No one had ever told me that before. I did what he said. The car moved. It stalled out here and there over the course of a quarter hour but mostly, it didn’t. And then it began to steam, out of no fault of my own. Apparently, the Mazda was ending its life, like a Bernie Sanders supporter realizing that the jig is up.
“Oh, that’s not good,” Scott said.
We parked the Mazda, which was roasting. Scott had his mechanic pop the hood to cool down the innards.
“If all else fails, we’ll go to a different vehicle,” he said.
All else failed. The different vehicle was Scott’s personal car, a 2015 Porsche Cayman GTS. Unlike the Mazda, this car had air-conditioning. And it was a modern masterpiece of engineering. Also, as Scott said, “it’s under warranty.”
The Mazda had shifted gears reluctantly, like an exhausted pack mule. But suddenly, in the Cayman, I was whipping through the gears like Superboy learning how to use his powers. There was some over-revving, but mostly I shifted smooth. The clutch wasn’t going to let me make a mistake. The irony was that, because of this ridiculous job, I’ve actually logged a lot of track time, so it helped me that I was learning on a racetrack. The corkscrews and the apexes didn’t intimidate. I knew when to brake. Only now, there was an extra pedal involved.
“You’re doing really well,” Scott said, almost surprised, or maybe he was being paid to say that.
Second to third to fourth.
I was doing it!
I was driving a stick!
I could fly! I could fly! I could fly!
We ended our lesson with a 10-minute drive through an adjacent neighborhood, mostly in second gear.
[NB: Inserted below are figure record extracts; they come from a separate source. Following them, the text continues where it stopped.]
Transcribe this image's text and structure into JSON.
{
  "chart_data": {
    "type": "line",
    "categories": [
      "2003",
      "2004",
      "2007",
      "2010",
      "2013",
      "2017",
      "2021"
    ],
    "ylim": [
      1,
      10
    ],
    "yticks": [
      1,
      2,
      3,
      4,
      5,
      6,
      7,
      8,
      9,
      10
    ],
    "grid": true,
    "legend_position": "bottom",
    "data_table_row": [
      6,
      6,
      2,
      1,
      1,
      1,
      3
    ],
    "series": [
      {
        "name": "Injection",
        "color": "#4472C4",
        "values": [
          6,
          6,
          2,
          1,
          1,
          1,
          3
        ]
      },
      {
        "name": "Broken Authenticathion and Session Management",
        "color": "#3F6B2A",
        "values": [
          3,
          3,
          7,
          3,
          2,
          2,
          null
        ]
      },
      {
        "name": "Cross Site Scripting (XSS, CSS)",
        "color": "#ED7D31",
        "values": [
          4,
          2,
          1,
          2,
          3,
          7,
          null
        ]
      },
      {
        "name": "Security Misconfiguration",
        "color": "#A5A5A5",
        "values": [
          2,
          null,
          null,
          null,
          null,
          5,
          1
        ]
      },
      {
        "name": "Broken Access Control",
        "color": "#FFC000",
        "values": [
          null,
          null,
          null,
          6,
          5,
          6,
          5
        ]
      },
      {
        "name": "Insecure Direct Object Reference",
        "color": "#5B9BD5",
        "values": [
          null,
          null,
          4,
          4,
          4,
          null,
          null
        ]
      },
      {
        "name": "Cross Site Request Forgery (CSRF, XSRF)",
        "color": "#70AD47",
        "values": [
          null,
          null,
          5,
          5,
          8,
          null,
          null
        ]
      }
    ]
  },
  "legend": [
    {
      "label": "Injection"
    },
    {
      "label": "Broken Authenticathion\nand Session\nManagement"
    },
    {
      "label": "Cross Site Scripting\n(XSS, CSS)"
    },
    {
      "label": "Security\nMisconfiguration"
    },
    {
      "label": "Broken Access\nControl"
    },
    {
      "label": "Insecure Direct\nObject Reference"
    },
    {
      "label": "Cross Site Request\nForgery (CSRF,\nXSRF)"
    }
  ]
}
Only twice did I stall out at Stop signs, much better than any past performances. I’d acquired a basic life skill that really would have mattered 40 years ago.
“Congratulations,” said my race-car driver instructor. “Now you can survive the zombie apocalypse.”
He returned to the business of preparing his Lotus race car for a podium-mounting performance, something he’d been raised to do, as opposed to me, who’d been raised to throw up my hands in panic at a four-way intersection. In two hours, I’d conquered 30 years of poor instruction, fear, and personal ignorance. At last, my non-dreams had been fulfilled. The fraud had ended. I was a true automotive journalist.
As I drove an automatic SUV in the unforgiving afternoon traffic, I thought, “Wait! What about Reverse?”